By now, everyone is feeling the effects of the shifting IT landscape. The conversation and mission of most senior IT executives had previously been about technology selection and delivery. Today there is a hyper focus on using technology and innovation to address and drive business outcomes. Major business megatrends—from novel ways of staffing the organization to the changing economics of production—are forcing CXOs to bring new ideas and perspectives about how they can drive business growth.
These tectonic shifts are reshaping the role of the CIO. As a pragmatic technology partner to IT enterprises, Dell Services wanted to better understand the evolving role of the CXO. To do this, Dell partnered with leading research and thought leaders. Over the past 18 months, Dell conducted research with Forbes Insights, the Economist Intelligence Unit (EIU), the Harvard Business Review and hosted executive events with Evanta and the Corporate Executive Board (CEB).
“70% of executives believe that the IT function will undergo radical change in the next three years.”

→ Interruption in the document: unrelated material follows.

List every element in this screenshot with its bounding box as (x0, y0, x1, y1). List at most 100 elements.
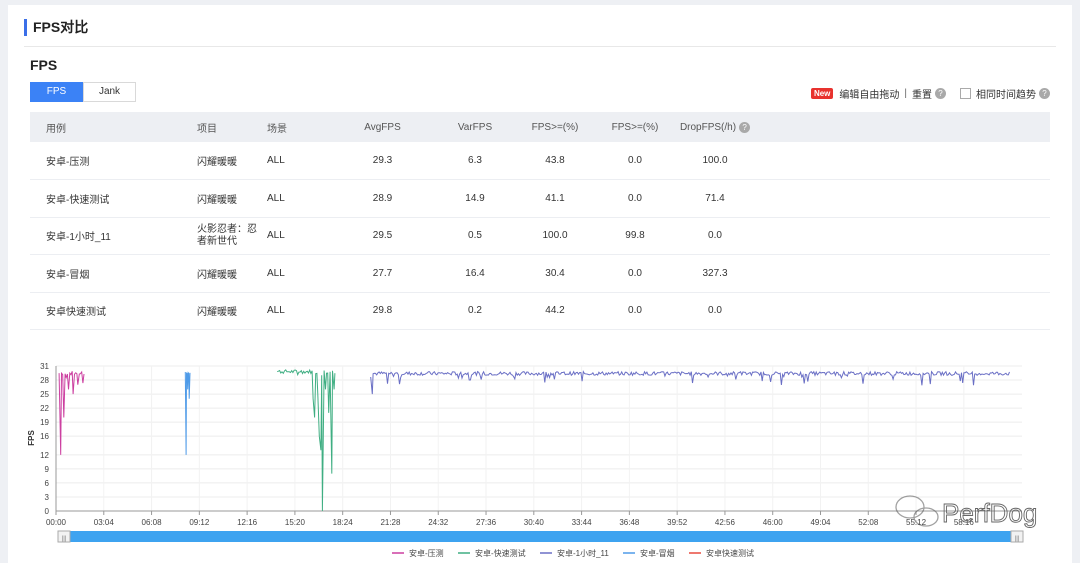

The research revealed that the C-suite does not have trouble seeing through the windshield. The EIU research found that 70% of executives believe that the IT function will undergo radical change in the next three years. This change has many implications for IT leaders and for each of their own roles and responsibilities. The change also raises more questions such as, “How will mobile computing, Bring Your Own Device (BYOD) and the Cloud affect IT services? How can the CXO use consumer trends to enable the business?” And more importantly, “Is IT becoming less of a builder of business technology infrastructure and more of a buyer of commoditized hardware and manager of outsourced services?”
C-suite seeing double
To the contrary, the C-suite wants the CXO to become more relevant to the business—much more relevant. 75 percent of executives surveyed said they would like their IT leader to play an active advisory role. Unfortunately, 46 percent of the C-suite does not believe the CIO understands the business strategy, and only 28 percent believe their CIO is performing better than his or her peers.
That’s a big expectation gap. Is it because BYOD, increasingly complex technologies and ever-growing security threats are requiring more resources to just keep the lights on? Or is it because no one told CIOs that the C-suite expects them to start wearing two hats: maintaining the same level of near-flawless IT infrastructure, and offering actionable innovation to solve major business problems.
“Organizations experience a 2:1 improvement in business performance when the CIO is involved in the business strategy.”
All businesses as tech companies
This is where CXOs have ample opportunities to exceed the C-suite’s expectations—and add value. Our research has shown that organizations experience a 2:1 improvement in business performance when the CIO is involved in the business strategy. As part of this new, more strategic role, however, IT leaders must develop better business acumen. This includes not only looking inside the organization, but also looking around the industry and assessing what competitors are doing—or not doing—and suggesting ways to achieve a competitive advantage. Netflix is a classic example of how business innovations that were essentially technology initiatives enabled the upstart to take down the industry-leading Blockbuster. Or imagine how IT needs to partner and collaborate with the CMO—not just provide infrastructure as a service—in utilizing Big Data analytics to grow sales.
“17 out of 20 C-suite executives are now choosing to focus on innovation over efficiency to drive results and ROI.”
Once the CXO has earned a seat on the strategic planning committee by both keeping the lights on and understanding the business needs, what’s next? It’s mostly about innovation—accelerating business value by unlocking IT innovation. For example, since the global financial crisis, most organizations have focused on efficiencies and cost-cutting to survive the downturn. However, that kind of strategy eventually plays itself out when there is nothing left to cut, or when you realize that ham-fisting staff reductions have hollowed out the organization. To grow, a business must innovate and invest. This no doubt explains why Dell’s research with Forbes Insights found that 17 out of 20 C-suite executives are now choosing to focus on innovation over efficiency to drive results and ROI.
Megatrend mind meld
According to the EIU, more than 60% C-suite executives see megatrends as opportunities for their organizations. These include the need for new ways to structure and staff organizations, such as the Hollywood Model mentioned on this site, evolving ways to fund business initiatives, and even a new kind of capitalism. In each and every area, technology leaders have opportunities to define their future role and make themselves strategic partners with the rest of the C-suite in driving growth.